None of the American literary heavyweights won it, and neither did an Arab writer, though many thought the prize committee would make a nod to the Arab Spring. Bob Dylan didn’t win it either, even though he somehow had the best odds the night before. Instead, the 2011 Nobel Prize for Literature went to Swedish poet Tomas Tranströmer, who was recognized for the ways his “condensed, translucent images . . . giv[e] us fresh access to reality.”

Tomas Tranströmer
Tomas Tranströmer

Although he has never been widely read outside of his native Scandinavia, Tranströmer is one of Sweden’s most well-known and beloved literary lights and has had a long and prolific career. With several of his collections now translated into over fifty languages, his poems are best known as dreamlike reflections on the relationships between humanity and nature, language and experience, and spirituality and modern life. He has suggested that his poems are “meeting places,” and they indeed open up and stage new encounters between these themes, doing so with his signature alternation between plain language and intense metaphorical lyricism.

Following his victory,

The New York Times and Salon have offered thorough surveys of his life, tracing his career and poetic output over the years.

• Poet Colin Cheney guides first-time readers where to start with Tranströmer’s large body of work.

• Literary theorist Helen Vendler and translator Robin Robertson each offer a take on how to navigate through it.

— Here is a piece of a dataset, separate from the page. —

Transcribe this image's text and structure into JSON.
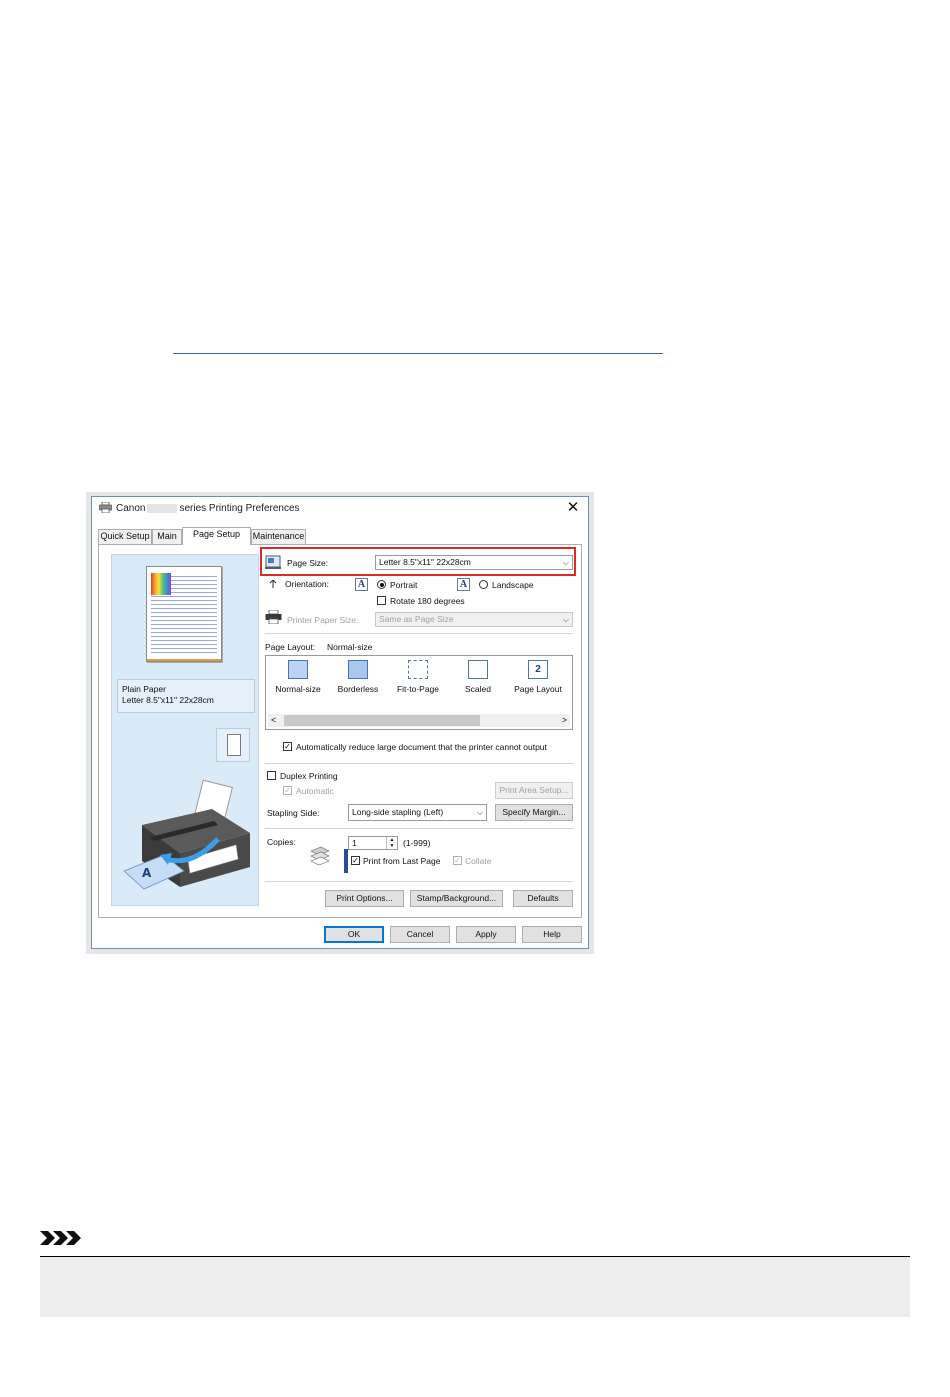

• A lengthy interview with Tranströmer from 1989 is posted, in which he candidly offers readers insight into his writing process and the various inspirations and influences shaping it, bringing together everything from his mystical sensibility to a lifetime of work as a psychologist and a deep love of the Swedish landscape.

• The Wall Street Journal is sharing an excerpt from his recent The Sorrow Gondola.

• And, several other media outlets have posted several poems, including The Indoors Is Endless, Haiku, November and The House of Headache.